(Note: This isn’t original, but it’s good to know!)
- Your haircut takes 20-30 minutes, your dog’s takes much longer.
- Your hairdresser doesn’t give you a manicure & pedicure.
- Your Hairdresser only clips the hair on your head.
- You don’t have fleas, ticks, or mites.
- Your Hairdresser is not expected to comb out dreadlocks.
- Your hairdresser doesn’t clean your ears.
- You don’t try to bite your hairdresser.
- You stay still and don’t wiggle, jump and shake while being worked on with sharp scissors & tools.
- Your hairdresser doesn’t wash your butt.
- You don’t come in with mud, burrs, sticks, tar, sap, gum, foxtails, and poop in your hair.
- You don’t shake and cover everything (including your hairdresser) in 2 inches of soapy water.
- Your Hairdresser doesn’t have to shave between your toes.
- You can tell your hairdresser if something’s wrong, she doesn’t have to guess.

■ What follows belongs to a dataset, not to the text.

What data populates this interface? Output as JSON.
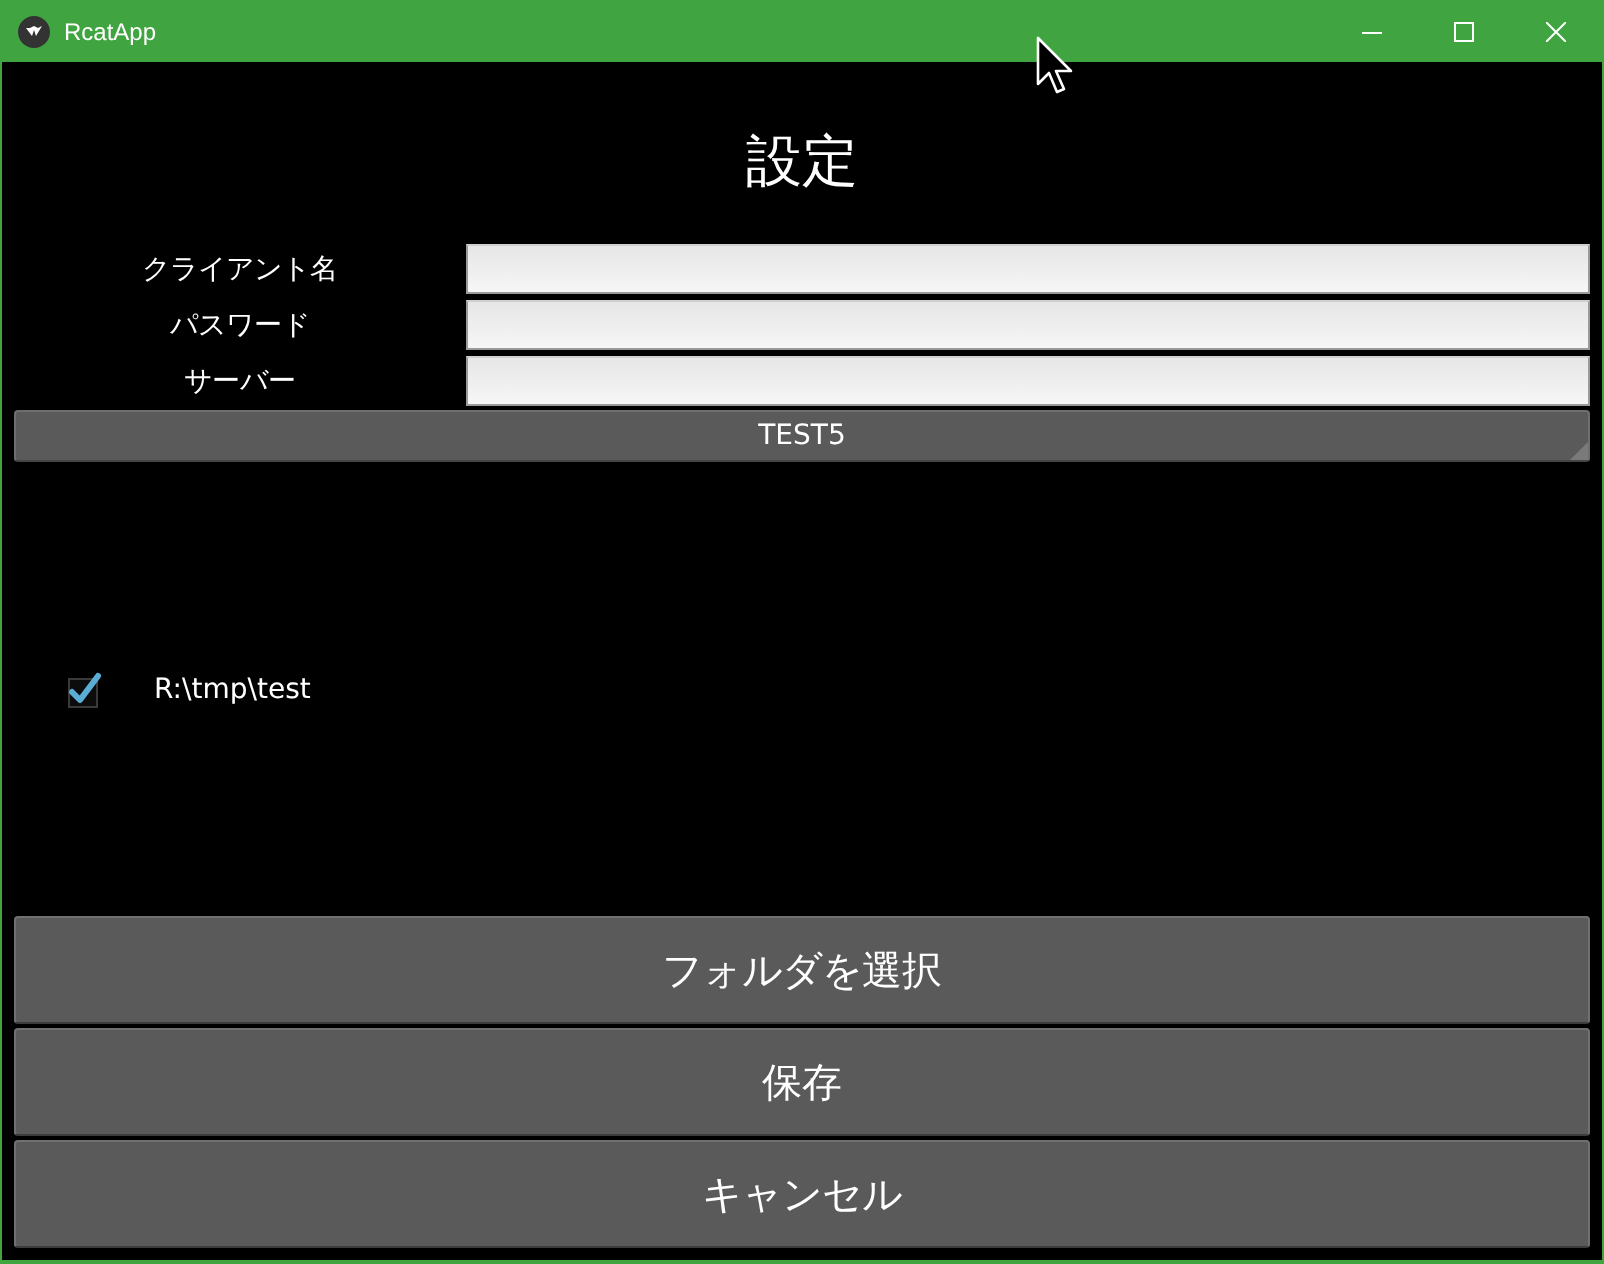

- You don’t poop whilst your hairdresser is blow drying your backside.
- Your hairdresser doesn’t cuddle you and stroke you when you get nervous.
- You don’t walk into your hairdresser with hair that hasn’t been brushed in 6 weeks (or 6 months).
- You don’t scream at the top of your lungs every time the Hairdresser picks up a pair of nail clippers.
- You don’t whip around in a frenzy as soon as your hairdresser goes to clip around your ears.
- You don’t try to hump your hairdresser’s leg.
- You don’t play chicken with a skunk right before your appointment.
- You don’t pee, poop, or throw up in the hairdresser’s chair.
- You don’t wait until you’re clean and dry to go potty and sit in it.
- You don’t dig your fingernails into your hairdresser’s arm.
- You don’t roll in dead things.
- Your hairdresser probably won’t love you if you do any of the above. (in fact they would probably have you arrested).